Back home now. The place feels slightly alien after my time away, and I do not know how long I will be here before Gustavus calls for me once more. Alfred has done his usual excellent job maintaining the residence and most of my business affairs in my absence.

The sessions are going remarkably well. One image is still fresh in my mind: my final night at the compound, just a few short days ago. After many hours in bondage, G. released me sometime Friday afternoon (I could only figure that out in retrospect, as I began to piece together the fragments of my experience and match them to something resembling conventional measurements of time). My limbs were so weak at first I could do little more than prop myself up on the ground. He removed the blindfold and gag and I saw that the room was flooded with harsh red light.

He gave me a pair of hiking boots and told me to put them on. They were the only clothes on my body. He handed me the stinking, crusted sweatpants and shirt I'd been wearing for so long and had me hold them in my hands as we walked out the rear door of the house and down a trail into the woods out back. The sun was just beginning to set as we began our journey.

I had no idea what was in store for me at the end of the trail. Naked and ordered by a fully clothed man, I felt like a prisoner of war being led to his execution. I feared--perhaps hoped, on some level?--that all my trust had been mislaid, and that this was indeed my doom.

He took me to a clearing and ordered me to gather branches for a bonfire. When I was done, he directed me to a large old tree and bound me to its trunk. I remained there, immobile and silent, until the sky was pitch black. He lit the fire and waited for it to grow to its full potential before untying me.

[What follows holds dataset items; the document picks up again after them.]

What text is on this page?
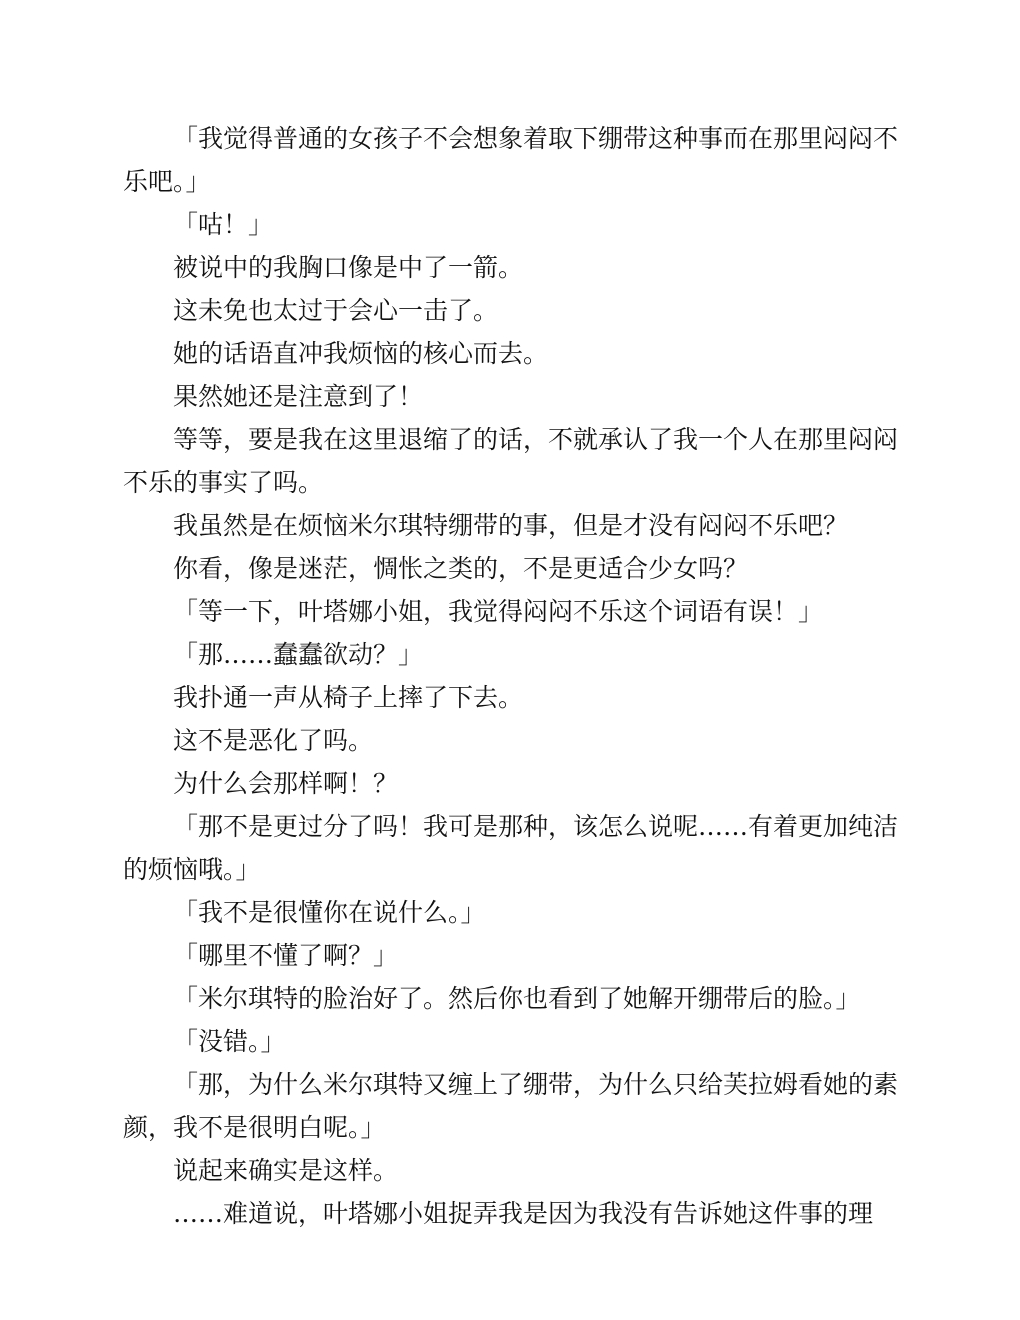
「我觉得普通的女孩子不会想象着取下绷带这种事而在那里闷闷不乐吧。」

「咕！」

被说中的我胸口像是中了一箭。

这未免也太过于会心一击了。

她的话语直冲我烦恼的核心而去。

果然她还是注意到了！

等等，要是我在这里退缩了的话，不就承认了我一个人在那里闷闷不乐的事实了吗。

我虽然是在烦恼米尔琪特绷带的事，但是才没有闷闷不乐吧？

你看，像是迷茫，惆怅之类的，不是更适合少女吗？

「等一下，叶塔娜小姐，我觉得闷闷不乐这个词语有误！」

「那……蠢蠢欲动？」

我扑通一声从椅子上摔了下去。

这不是恶化了吗。

为什么会那样啊！？

「那不是更过分了吗！我可是那种，该怎么说呢……有着更加纯洁的烦恼哦。」

「我不是很懂你在说什么。」

「哪里不懂了啊？」

「米尔琪特的脸治好了。然后你也看到了她解开绷带后的脸。」

「没错。」

「那，为什么米尔琪特又缠上了绷带，为什么只给芙拉姆看她的素颜，我不是很明白呢。」

说起来确实是这样。

……难道说，叶塔娜小姐捉弄我是因为我没有告诉她这件事的理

The sweatpants and shirt were at my feet. "Cast them in," he said, and I did. We both watched as they burned into ash, and then saw the ash carried upward into the sky and out of sight.

"We are at a point of transition, Wayne," he told me. "Your old self is gone now. We shall rest a while, and then begin the process of creating your new skin."

We sat and watched the fire until it had burned itself out, a process which took hours. It seemed to me that the Gustavus I had come to know--ferocious, intimidating, larger than life--was softening a bit. I remembered I sometimes wanted to forget: that I had sought this man out. That he was not an enemy but a helper. A teacher. I looked him and realized that I ... wanted him. Wanted him to like me. To love me. He already knew more about me than almost anyone else I'd ever met.

And I realized then and there that, should the proper opportunity arise, I wanted to show him even more.